Я не помню, говорил ли Сурейя-бей о том, что любовь Ататюрка к каленому гороху обернулась для нашей страны великим национальным бедствием, или я в тот момент вообразил себе это? Он ли заговорил о Докторе Нарине, или это я упомянул о нем? Не могу сказать. Ошибкой Доктора Нарина, сказал он, было то, что он как материалист верил в вещи и полагал, что, если их прятать, это поможет сохранить их исчезающую душу. Если бы это было правдой, то на блошиный рынок давно бы низошло духовное просветление. Просветление. СВЕТ. Освещение. Сияние. Это слово часто встречается в названиях торговых марок. И естественно, все — подделка, все эти лампочки, чернила и прочее. Доктор Нарин, поняв, что не сможет уберечь наши потерянные души с помощью вещей, прибег к терроризму. Ну а это, конечно, устраивало Америку; никому, кроме ЦРУ, эти дела лучше не удавались. И сегодня на месте его дома гуляет ветер. Его дочки-розы сбежали одна за другой, а сын давно убит. Его организация развалилась, и, наверное, каждый сыщик, как бывает во времена гибели великих империй, объявил о создании своего независимого объединения — «княжества». Поэтому в наши дни великолепные земли, которые умники-колонисты находчиво именовали «Средний Восток», кишели неумелыми самозванцами-«князьями», бывшими сыщиками, объявившими о своей независимости. Он указал сигаретой не на меня, а на пустое кресло рядом со мной, дабы подчеркнуть противоречие этой колонизации: мы уже пришли к концу собственной независимой истории, предшествовавшей колонизации наших земель.

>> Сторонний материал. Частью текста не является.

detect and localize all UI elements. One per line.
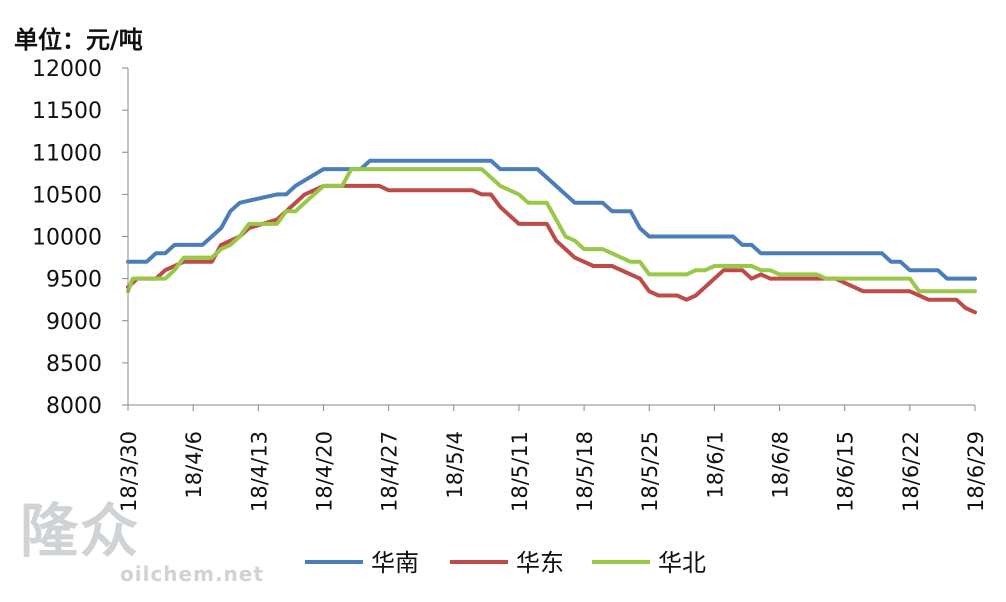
x-tick-label: 18/4/20 [312,431,336,512]
watermark-logo: 隆众 [20,497,141,565]
chart-lines [126,158,977,315]
legend-label-0: 华南 [371,549,419,577]
x-tick-label: 18/5/25 [638,431,662,512]
y-tick-label: 9000 [46,310,102,335]
y-tick-label: 10000 [32,226,102,251]
series-line-1 [126,183,977,315]
legend-label-2: 华北 [658,549,706,577]
x-tick-label: 18/6/1 [703,431,727,499]
x-tick-label: 18/4/6 [182,431,206,499]
y-tick-label: 8000 [46,394,102,419]
x-tick-label: 18/5/4 [443,431,467,499]
y-tick-label: 12000 [32,57,102,82]
y-tick-label: 11500 [32,99,102,124]
x-tick-label: 18/6/15 [834,431,858,512]
x-tick-label: 18/4/13 [247,431,271,512]
x-tick-label: 18/6/8 [769,431,793,499]
chart-legend: 华南 华东 华北 [305,549,706,577]
series-line-0 [126,158,977,281]
y-tick-label: 11000 [32,141,102,166]
y-axis-unit-label: 单位：元/吨 [14,26,143,54]
x-tick-label: 18/6/29 [964,431,988,512]
series-line-2 [126,167,977,294]
legend-label-1: 华东 [516,549,564,577]
y-tick-label: 8500 [46,352,102,377]
x-tick-label: 18/6/22 [899,431,923,512]
x-tick-label: 18/5/11 [508,431,532,512]
x-tick-label: 18/5/18 [573,431,597,512]
x-tick-label: 18/4/27 [378,431,402,512]
y-tick-label: 10500 [32,183,102,208]
watermark-url: oilchem.net [120,562,264,586]
watermark: 隆众 oilchem.net [20,500,264,586]
chart-axes: 8000 8500 9000 9500 10000 10500 11000 11500 1200… [32,57,988,512]
x-tick-label: 18/3/30 [117,431,141,512]
y-tick-label: 9500 [46,268,102,293]
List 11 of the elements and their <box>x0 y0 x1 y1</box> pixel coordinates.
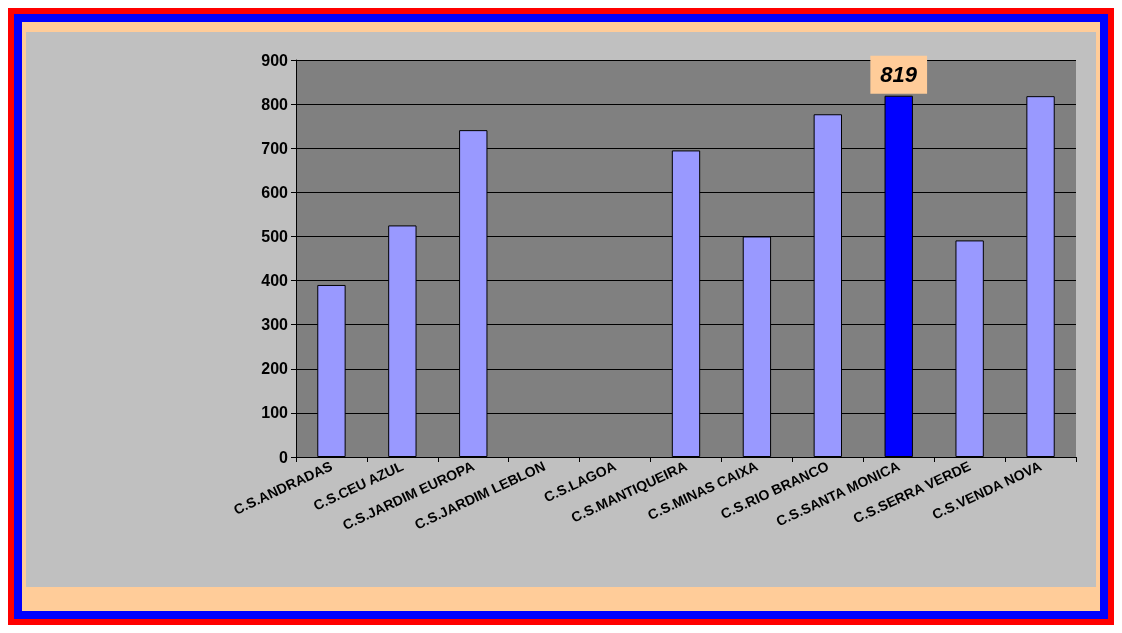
y-tick-label: 500 <box>261 227 289 245</box>
y-tick-label: 100 <box>261 404 289 422</box>
data-label: 819 <box>880 62 918 88</box>
y-tick-label: 0 <box>279 448 289 466</box>
y-tick-label: 300 <box>261 316 289 334</box>
y-tick-label: 200 <box>261 360 289 378</box>
y-tick-label: 400 <box>261 272 289 290</box>
y-tick-label: 600 <box>261 183 289 201</box>
y-tick-label: 700 <box>261 139 289 157</box>
y-tick-label: 800 <box>261 95 289 113</box>
y-tick-label: 900 <box>261 51 289 69</box>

На сумрачный сад, словно на кладбище, спускался вечер, усиливая его безмолвие, и тогда Сурейя-бей внезапно заговорил о том, чего я ждал уже несколько часов. Сурейя-бей рассказывал об одном японском миссионере-католике, с которым случайно познакомился в окрестностях Кайсери, когда тот пытался заниматься промывкой мозгов населения во дворе одной мечети, и вдруг он внезапно сменил тему: он не мог вспомнить, откуда взялось название карамелек «Новая жизнь». Но он думал, что волшебное имя оказалось подходящим, так как карамель ассоциировалась у людей, живущих на этих землях, с большим количеством времени, связывая их потерянное прошлое с новым вкусом и новым сознанием. Несмотря на то что конфеты и само слово «карамель» считались французским заимствованием, это было не так. Вообще-то, турецкое слово «кара», «черный», впоследствии перешедшее в индоевропейские языки, было одним из основных слов в языке людей, живших на этих землях десятки тысяч лет, и являлось префиксом многих слов, обозначавших все, что имело черный или темный цвет; так что он, Сурейя-бей, тридцать два года писал это слово на каждой обертке своих «кара-мелек».

«Ладно, а Ангел?» — спросил неудачливый путник, терпеливый страховой агент, несчастный герой книги.

Вместо ответа Сурейя-бей прочитал наизусть восемь из десяти тысяч стишков, написанных им на обертке. Простодушные ангелы не были заманчивыми, они не будили моих детских воспоминаний, они делали мне знаки из четверостиший, в которых их сравнивали с красавицами всего мира, уподобляли сонным девушкам, окутанным сказочным, колдовским очарованием, и все больше наделяли детскими чертами, что мне очень не нравилось.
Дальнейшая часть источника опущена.